6. Schème argumentatif et liaisons entre phrases

La notion de type d’argumentation se propose de capter la spécificité des enchaînements argumentatifs ; elle s’inscrit à ce titre dans la problématique de la cohérence textuelle. Dans le discours, les transitions entre énoncés successifs s’effectuent selon des principes hétérogènes : un contenu qui en implique un autre, un champ sémantique qui développe son isotopie, une idée reçue qui en convoque une autre, des constructions syntaxiques qui, en parallèle ou en opposition, se complètent, des sonorités et des rythmes qui s’appellent et s’organisent en formes globales, etc. ; tous les plans linguistiques et encyclopédiques peuvent donner du liant aux suites d’énoncés.
Le progrès du discours n’est pas réductible à une série de connexions entre idées, réglées par une sorte de mathématique. Il reste soumis à la pression de la réalité et au surgissement d’événements que le locuteur ne contrôle pas ; s’il se tord le pied, si un événement imprévu survient dans son voisinage, le fil de son discours s’en trouve forcément brisé pour repartir sur des formes totalement nouvelles.

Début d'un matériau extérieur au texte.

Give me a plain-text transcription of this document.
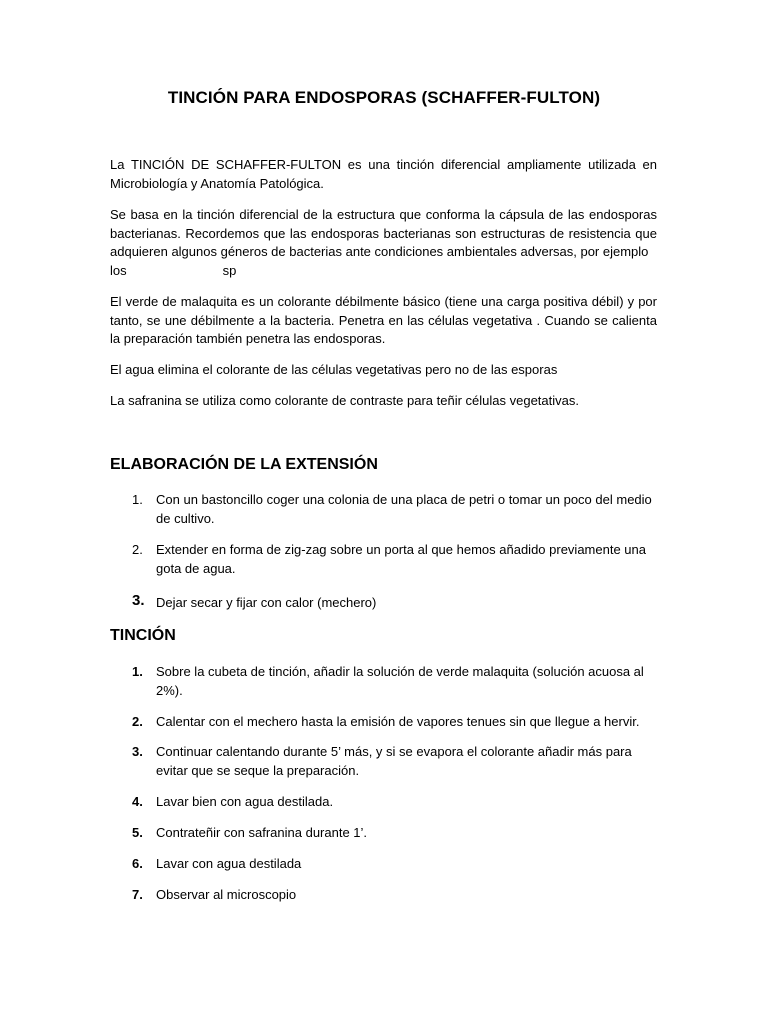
TINCIÓN PARA ENDOSPORAS (SCHAFFER-FULTON)

La TINCIÓN DE SCHAFFER-FULTON es una tinción diferencial ampliamente utilizada en Microbiología y Anatomía Patológica.

Se basa en la tinción diferencial de la estructura que conforma la cápsula de las endosporas bacterianas. Recordemos que las endosporas bacterianas son estructuras de resistencia que adquieren algunos géneros de bacterias ante condiciones ambientales adversas, por ejemplo
los	sp

El verde de malaquita es un colorante débilmente básico (tiene una carga positiva débil) y por tanto, se une débilmente a la bacteria. Penetra en las células vegetativa . Cuando se calienta la preparación también penetra las endosporas.

El agua elimina el colorante de las células vegetativas pero no de las esporas

La safranina se utiliza como colorante de contraste para teñir células vegetativas.

ELABORACIÓN DE LA EXTENSIÓN
1.	Con un bastoncillo coger una colonia de una placa de petri o tomar un poco del medio
de cultivo.
2.	Extender en forma de zig-zag sobre un porta al que hemos añadido previamente una
gota de agua.
3. Dejar secar y fijar con calor (mechero)
TINCIÓN
1.	Sobre la cubeta de tinción, añadir la solución de verde malaquita (solución acuosa al
2%).
2.	Calentar con el mechero hasta la emisión de vapores tenues sin que llegue a hervir.
3.	Continuar calentando durante 5’ más, y si se evapora el colorante añadir más para
evitar que se seque la preparación.
4.	Lavar bien con agua destilada.
5.	Contrateñir con safranina durante 1’.
6.	Lavar con agua destilada
7.	Observar al microscopio
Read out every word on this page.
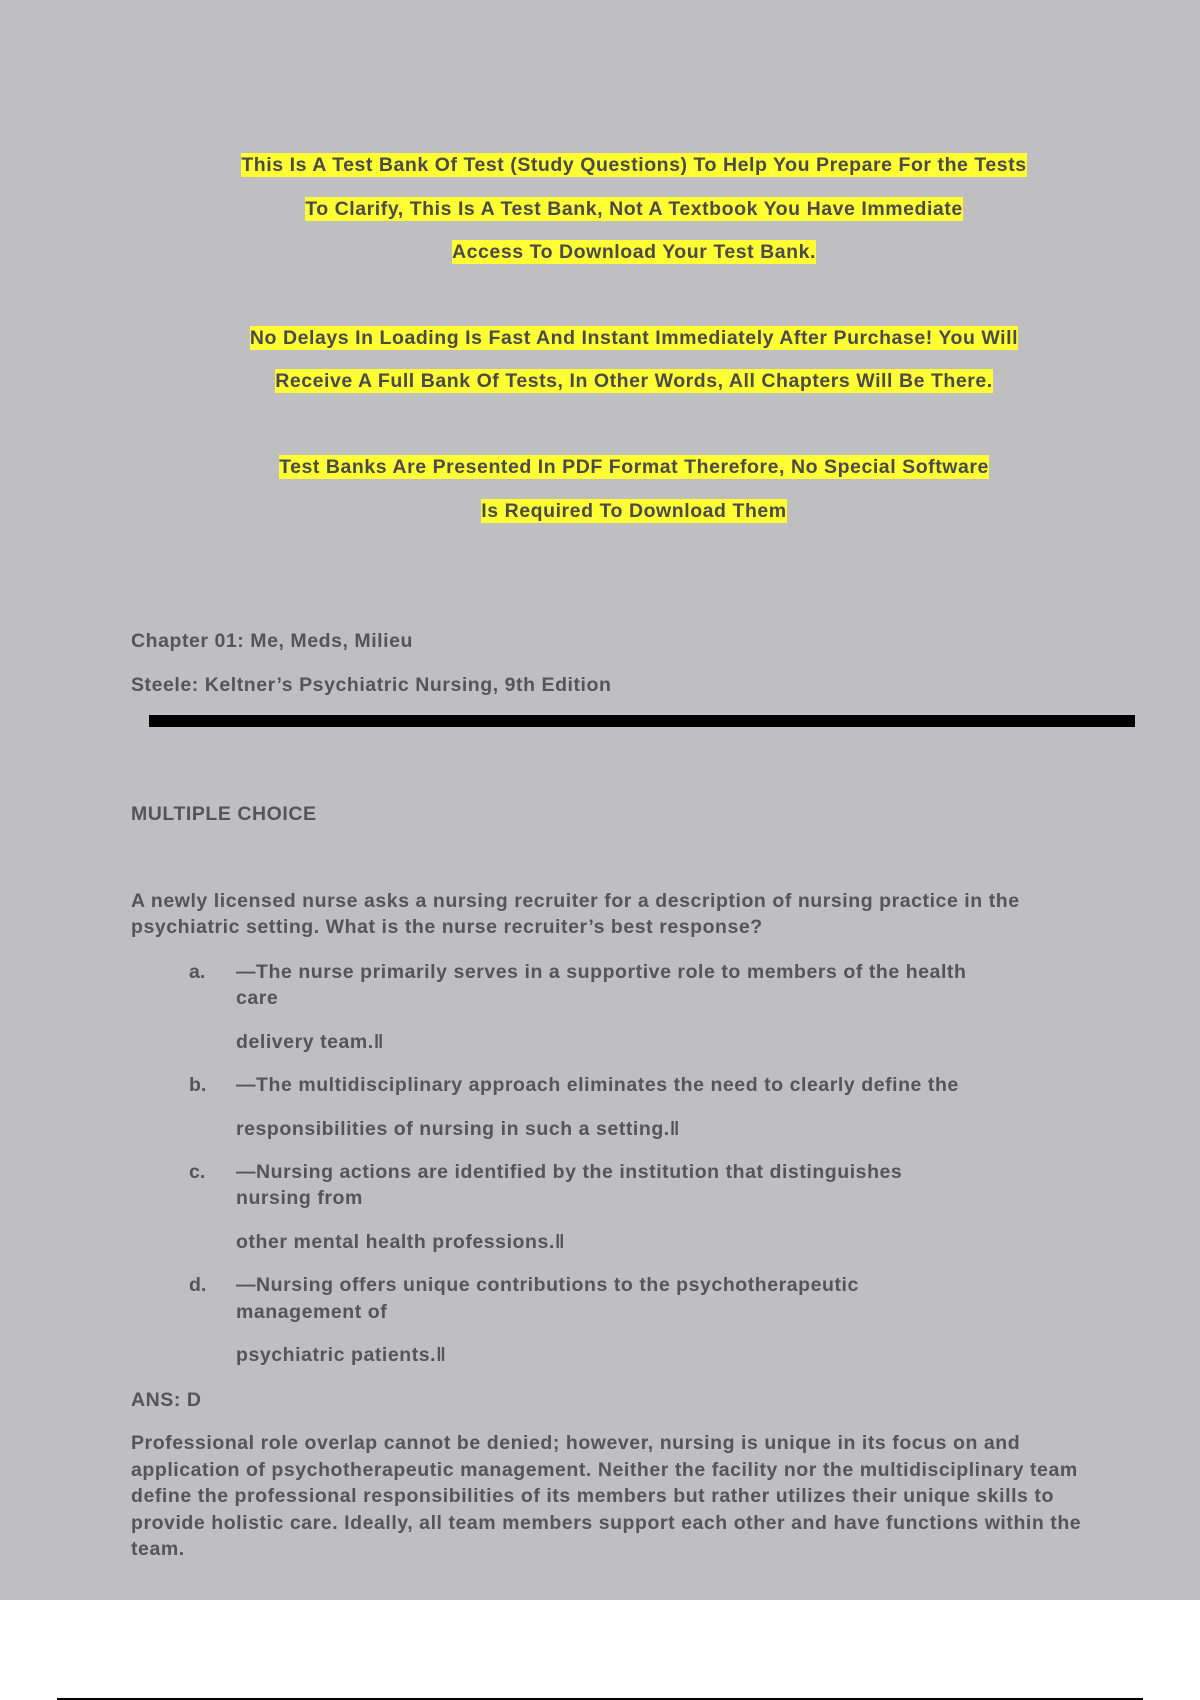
This Is A Test Bank Of Test (Study Questions) To Help You Prepare For the Tests
To Clarify, This Is A Test Bank, Not A Textbook You Have Immediate
Access To Download Your Test Bank.
No Delays In Loading Is Fast And Instant Immediately After Purchase! You Will
Receive A Full Bank Of Tests, In Other Words, All Chapters Will Be There.
Test Banks Are Presented In PDF Format Therefore, No Special Software
Is Required To Download Them
Chapter 01: Me, Meds, Milieu
Steele: Keltner’s Psychiatric Nursing, 9th Edition
MULTIPLE CHOICE
A newly licensed nurse asks a nursing recruiter for a description of nursing practice in the
psychiatric setting. What is the nurse recruiter’s best response?
a. ―The nurse primarily serves in a supportive role to members of the health
care
delivery team.‖
b. ―The multidisciplinary approach eliminates the need to clearly define the
responsibilities of nursing in such a setting.‖
c. ―Nursing actions are identified by the institution that distinguishes
nursing from
other mental health professions.‖
d. ―Nursing offers unique contributions to the psychotherapeutic
management of
psychiatric patients.‖
ANS: D
Professional role overlap cannot be denied; however, nursing is unique in its focus on and application of psychotherapeutic management. Neither the facility nor the multidisciplinary team define the professional responsibilities of its members but rather utilizes their unique skills to provide holistic care. Ideally, all team members support each other and have functions within the team.
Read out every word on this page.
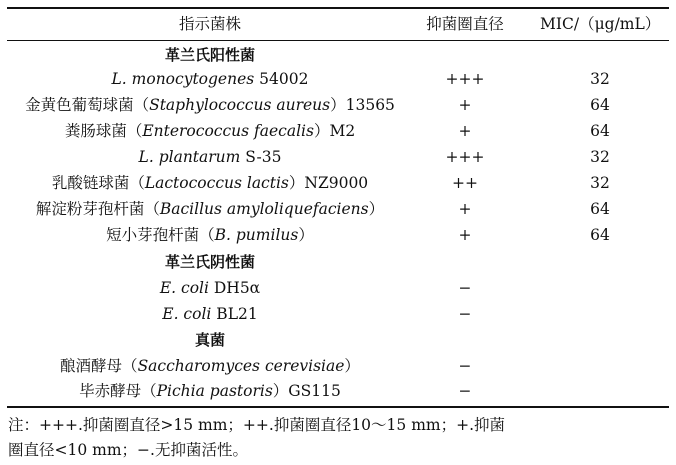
指示菌株	抑菌圈直径	MIC/（μg/mL）
革兰氏阳性菌
L. monocytogenes 54002	+++	32
金黄色葡萄球菌（Staphylococcus aureus）13565	+	64
粪肠球菌（Enterococcus faecalis）M2	+	64
L. plantarum S-35	+++	32
乳酸链球菌（Lactococcus lactis）NZ9000	++	32
解淀粉芽孢杆菌（Bacillus amyloliquefaciens）	+	64
短小芽孢杆菌（B. pumilus）	+	64
革兰氏阴性菌
E. coli DH5α	−
E. coli BL21	−
真菌
酿酒酵母（Saccharomyces cerevisiae）	−
毕赤酵母（Pichia pastoris）GS115	−
注：+++.抑菌圈直径>15 mm；++.抑菌圈直径10～15 mm；+.抑菌
圈直径<10 mm；−.无抑菌活性。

Dans tout discours, les idées se nouent parfois de façon étrange, comme le montrent les connecteurs au fait, ou à propos, qui marquent une rupture thématique. Lorsque les liaisons combinent syntagmes figés, calembours et coq à l’âne, l’enchaînement est dit sémantiquement incohérent, sans liaison, a pu être reçu comme un symptôme de l’égarement mental :

Une femme atteinte à soixante-huit ans, de folie maniaque pour la sixième fois, manifeste une grande activité d’esprit. […] Un jour, elle s’exprime en ces termes : on dit que la vierge est folle ; on parle de la lier ; ce qui ne fait pas l’affaire des gens du département de l’Allier.
J.-B. M. Parchappe, Symptomatologie de la folie [1851][1]

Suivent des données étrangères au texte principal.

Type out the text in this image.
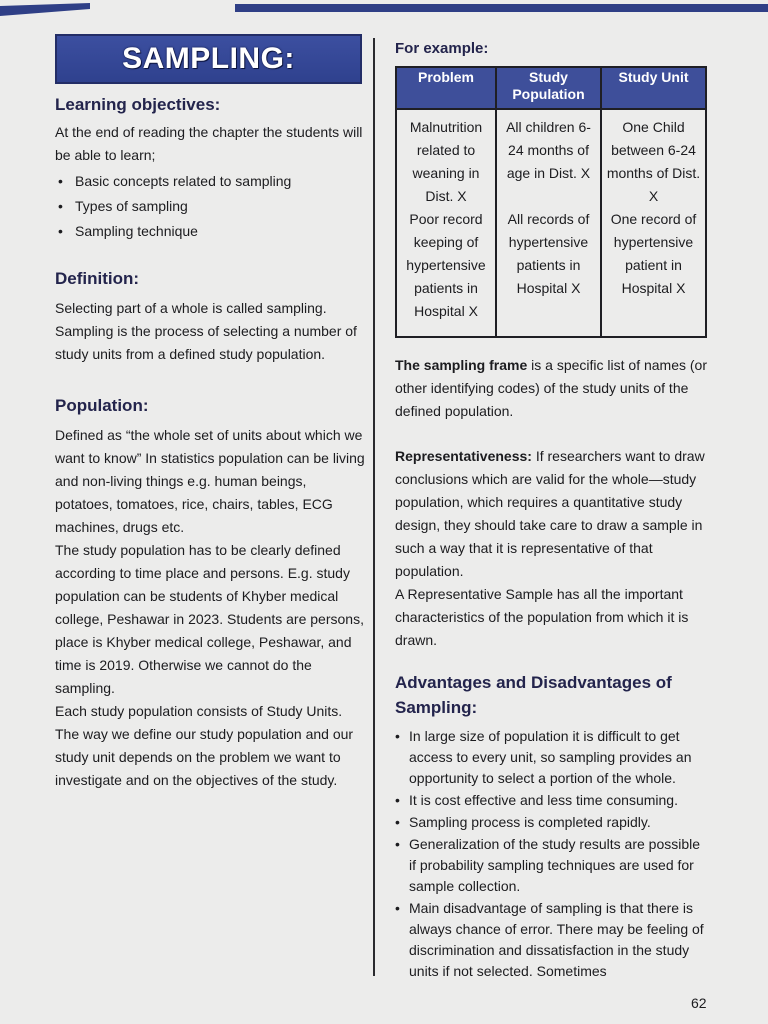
SAMPLING:
Learning objectives:

At the end of reading the chapter the students will be able to learn;

• Basic concepts related to sampling
• Types of sampling
• Sampling technique
Definition:

Selecting part of a whole is called sampling. Sampling is the process of selecting a number of study units from a defined study population.

Population:

Defined as “the whole set of units about which we want to know” In statistics population can be living and non-living things e.g. human beings, potatoes, tomatoes, rice, chairs, tables, ECG machines, drugs etc.

The study population has to be clearly defined according to time place and persons. E.g. study population can be students of Khyber medical college, Peshawar in 2023. Students are persons, place is Khyber medical college, Peshawar, and time is 2019. Otherwise we cannot do the sampling.

Each study population consists of Study Units. The way we define our study population and our study unit depends on the problem we want to investigate and on the objectives of the study.

For example:
Problem	Study Population	Study Unit
Malnutrition related to weaning in Dist. X	All children 6-24 months of age in Dist. X	One Child between 6-24 months of Dist. X
Poor record keeping of hypertensive patients in Hospital X	All records of hypertensive patients in Hospital X	One record of hypertensive patient in Hospital X

The sampling frame is a specific list of names (or other identifying codes) of the study units of the defined population.

Representativeness: If researchers want to draw conclusions which are valid for the whole—study population, which requires a quantitative study design, they should take care to draw a sample in such a way that it is representative of that population.

A Representative Sample has all the important characteristics of the population from which it is drawn.

Advantages and Disadvantages of Sampling:
• In large size of population it is difficult to get access to every unit, so sampling provides an opportunity to select a portion of the whole.
• It is cost effective and less time consuming.
• Sampling process is completed rapidly.
• Generalization of the study results are possible if probability sampling techniques are used for sample collection.
• Main disadvantage of sampling is that there is always chance of error. There may be feeling of discrimination and dissatisfaction in the study units if not selected. Sometimes
62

En outre, même si l’on traite un discours où on peut s’attendre à trouver des liaisons Argument – Conclusion c’est-à-dire dans une situation argumentative, les connexions aux frontières de ce discours échappent aux topoï et sont gérées au moyen d’organisateurs (ou planificateurs) méta-discursifs, comme, par exemple, l’annonce “je proposerai quatre arguments”. Un argument tiré de l’observation peut coexister avec un argument tiré du livre saint, un calcul arithmétique et un argument par les contraires. Ce genre de succession suppose des sauts thématiques aux frontières des passages développant chacun de ces arguments, ainsi que de divers effets de liste ou phénomènes de coordination qui s’organisent sur un plan totalement différent de celui des schèmes argumentatifs.
Dans la rhétorique argumentative classique, ces problèmes d’organisation textuelle étaient rattachés à l’elocutio et à la dispositio.


 [1] Cité par Jean Rigoli, Lire  le délire. Aliénation, rhétorique et littérature en France au 19e siècle, Paris, Fayard, p. 230.